Most years, almost all water in the river that stretches 1,450 miles (2,333 kilometers) through five western U.S. states is diverted for agricultural, municipal and industrial purposes in the two countries, before it reaches the channel’s mouth in Mexico, according to the Pacific Institute, an Oakland, California-based nonprofit research group.
“We’ve been working for more than 15 years to get water back in the river,” Michael Cohen, a Pacific Institute senior associate, said in the statement. The agreement “is a huge step forward for the embattled Colorado River delta.”
The “Minute 319” pact signed today amends a 1944 water treaty between the U.S. and Mexico involving the Colorado, Tijuana and Rio Grande rivers that included agriculture, fishing and navigation interests, according to the Pacific Institute.
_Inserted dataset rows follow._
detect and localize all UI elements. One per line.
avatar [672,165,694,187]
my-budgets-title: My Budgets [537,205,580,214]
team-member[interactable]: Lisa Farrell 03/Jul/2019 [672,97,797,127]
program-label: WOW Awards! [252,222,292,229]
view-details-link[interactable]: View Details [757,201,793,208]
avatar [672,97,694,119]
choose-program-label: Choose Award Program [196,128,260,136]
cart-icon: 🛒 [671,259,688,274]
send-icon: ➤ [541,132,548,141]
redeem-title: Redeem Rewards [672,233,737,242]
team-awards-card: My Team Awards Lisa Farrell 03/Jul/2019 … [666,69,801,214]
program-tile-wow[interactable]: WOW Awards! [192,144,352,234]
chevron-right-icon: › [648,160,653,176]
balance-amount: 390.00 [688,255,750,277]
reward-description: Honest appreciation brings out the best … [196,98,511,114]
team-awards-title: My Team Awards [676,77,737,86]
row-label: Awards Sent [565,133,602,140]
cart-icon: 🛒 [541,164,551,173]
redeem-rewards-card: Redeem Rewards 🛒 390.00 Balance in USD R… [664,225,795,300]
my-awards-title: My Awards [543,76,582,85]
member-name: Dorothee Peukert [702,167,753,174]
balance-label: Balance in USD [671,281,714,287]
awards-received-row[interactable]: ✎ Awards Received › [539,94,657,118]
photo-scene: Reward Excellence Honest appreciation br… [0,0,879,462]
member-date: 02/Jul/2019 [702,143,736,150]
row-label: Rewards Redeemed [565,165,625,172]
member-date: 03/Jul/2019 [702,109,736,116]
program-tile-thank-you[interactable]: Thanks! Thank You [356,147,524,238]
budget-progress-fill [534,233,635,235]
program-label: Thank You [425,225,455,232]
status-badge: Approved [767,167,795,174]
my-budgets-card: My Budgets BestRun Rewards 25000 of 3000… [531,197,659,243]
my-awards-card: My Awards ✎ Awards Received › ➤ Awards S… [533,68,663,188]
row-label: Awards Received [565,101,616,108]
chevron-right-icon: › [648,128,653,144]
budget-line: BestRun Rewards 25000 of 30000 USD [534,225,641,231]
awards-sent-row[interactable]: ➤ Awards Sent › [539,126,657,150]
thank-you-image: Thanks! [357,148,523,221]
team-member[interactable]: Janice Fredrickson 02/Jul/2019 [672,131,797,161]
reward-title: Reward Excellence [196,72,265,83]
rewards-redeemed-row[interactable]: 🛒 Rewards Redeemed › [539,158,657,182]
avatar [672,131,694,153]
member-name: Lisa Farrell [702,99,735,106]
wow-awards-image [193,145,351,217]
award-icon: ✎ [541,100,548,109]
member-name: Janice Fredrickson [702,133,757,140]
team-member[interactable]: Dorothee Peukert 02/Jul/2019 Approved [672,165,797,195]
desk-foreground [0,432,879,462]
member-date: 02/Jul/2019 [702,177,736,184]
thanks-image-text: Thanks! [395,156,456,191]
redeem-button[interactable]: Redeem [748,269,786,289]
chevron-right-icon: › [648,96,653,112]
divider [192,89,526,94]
U.S. Interior Secretary Ken Salazar’s 2010 visit to Mexico to complete the Minute 318 water agreement led to the current deal, according to a government statement. The first of the so- called Minutes, which cover land-use and water issues between the two countries, was in 1922.
“What we’re doing now in the Colorado River basin provides an international model for how to resolve water issues,” Salazar said today on a conference call. “Together we can ensure to the best of our ability that economies will continue to grow on both sides of the border.”